AttributeError: 'Series' object has no attribute 'to_period'

I invoke to_period because the dates that were parsed were appearing as YYYY-MM-DD. The data is monthly and there is no need for a day component. I dropped the to_period method and the error disappeared. But I noticed something strange about the index:

         2

0_1
1880 1 -0.0760 1880 2 -0.2099 1880 3 -0.2170 1880 4 -0.1180 1880 5 -0.1680

The index is a pandas.core.index.Index object. Under the previous version of the library, the index was a pandas.tseries.period.PeriodIndex object. It looks like the dates aren't be parsed at all. If I drop the to_period method and follow-up with

noaa_temp = pd.Series(noaa_temp.values, pd.PeriodIndex(noaa_temp.index, freq='M'))

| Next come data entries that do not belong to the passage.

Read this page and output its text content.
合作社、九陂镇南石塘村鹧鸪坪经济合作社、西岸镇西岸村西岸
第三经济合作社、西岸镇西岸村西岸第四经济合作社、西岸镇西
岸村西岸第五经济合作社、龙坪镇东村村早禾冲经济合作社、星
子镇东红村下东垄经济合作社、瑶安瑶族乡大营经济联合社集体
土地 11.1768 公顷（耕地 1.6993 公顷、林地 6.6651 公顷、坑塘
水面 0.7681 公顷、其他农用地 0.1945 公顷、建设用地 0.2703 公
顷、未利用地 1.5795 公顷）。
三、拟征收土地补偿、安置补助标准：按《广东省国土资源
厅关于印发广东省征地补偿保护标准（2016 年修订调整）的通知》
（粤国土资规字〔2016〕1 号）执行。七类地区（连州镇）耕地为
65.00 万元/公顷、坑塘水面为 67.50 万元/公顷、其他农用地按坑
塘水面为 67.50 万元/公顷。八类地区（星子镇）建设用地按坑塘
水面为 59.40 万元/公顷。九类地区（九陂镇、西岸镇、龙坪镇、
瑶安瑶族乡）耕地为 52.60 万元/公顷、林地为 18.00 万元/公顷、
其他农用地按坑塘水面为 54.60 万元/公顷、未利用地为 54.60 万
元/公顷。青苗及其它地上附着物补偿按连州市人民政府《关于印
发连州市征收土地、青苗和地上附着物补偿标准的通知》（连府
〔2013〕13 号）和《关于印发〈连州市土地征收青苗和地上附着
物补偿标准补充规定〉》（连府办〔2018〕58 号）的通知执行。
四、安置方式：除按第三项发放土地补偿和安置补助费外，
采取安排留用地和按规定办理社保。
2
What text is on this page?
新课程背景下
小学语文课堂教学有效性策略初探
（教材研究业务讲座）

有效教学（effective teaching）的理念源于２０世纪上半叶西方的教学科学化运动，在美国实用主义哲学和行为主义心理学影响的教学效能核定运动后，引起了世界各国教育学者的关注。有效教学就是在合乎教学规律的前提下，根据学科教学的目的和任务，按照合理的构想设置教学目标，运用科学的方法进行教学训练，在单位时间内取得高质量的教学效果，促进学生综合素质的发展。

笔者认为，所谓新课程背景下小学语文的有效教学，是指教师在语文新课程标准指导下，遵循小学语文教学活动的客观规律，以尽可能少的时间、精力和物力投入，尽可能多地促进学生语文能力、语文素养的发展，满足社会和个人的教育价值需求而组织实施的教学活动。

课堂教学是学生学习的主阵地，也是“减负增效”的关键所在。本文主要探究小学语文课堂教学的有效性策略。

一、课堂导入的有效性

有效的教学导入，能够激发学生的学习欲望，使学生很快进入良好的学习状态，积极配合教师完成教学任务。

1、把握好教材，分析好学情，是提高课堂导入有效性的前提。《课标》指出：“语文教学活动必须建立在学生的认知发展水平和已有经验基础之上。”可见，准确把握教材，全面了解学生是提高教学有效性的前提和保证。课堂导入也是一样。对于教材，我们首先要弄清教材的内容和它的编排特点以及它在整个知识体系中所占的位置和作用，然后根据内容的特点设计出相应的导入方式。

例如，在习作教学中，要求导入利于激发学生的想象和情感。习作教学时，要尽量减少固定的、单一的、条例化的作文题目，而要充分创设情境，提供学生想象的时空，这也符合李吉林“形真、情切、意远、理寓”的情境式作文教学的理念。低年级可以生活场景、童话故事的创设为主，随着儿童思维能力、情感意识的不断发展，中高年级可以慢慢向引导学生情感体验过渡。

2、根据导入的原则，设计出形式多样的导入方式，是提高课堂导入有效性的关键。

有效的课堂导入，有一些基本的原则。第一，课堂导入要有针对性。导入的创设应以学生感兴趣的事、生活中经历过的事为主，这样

then I get exactly what I need and what the original one-liner at the top produced under the previous version. The only way I can accomplish this in "one" line is to define a parser:

from datetime import datetime parse = lambda x: datetime.strptime(x, '%Y %m')

noaa = pd.read_table(noaa_file, header=None, delim_whitespace=True, parse_dates=[[0,1]], index_col=0, squeeze=True, na_values='-999.0000', date_parser=parse).to_period(freq='M')

Now everything works. I think this is a bug in the date parser.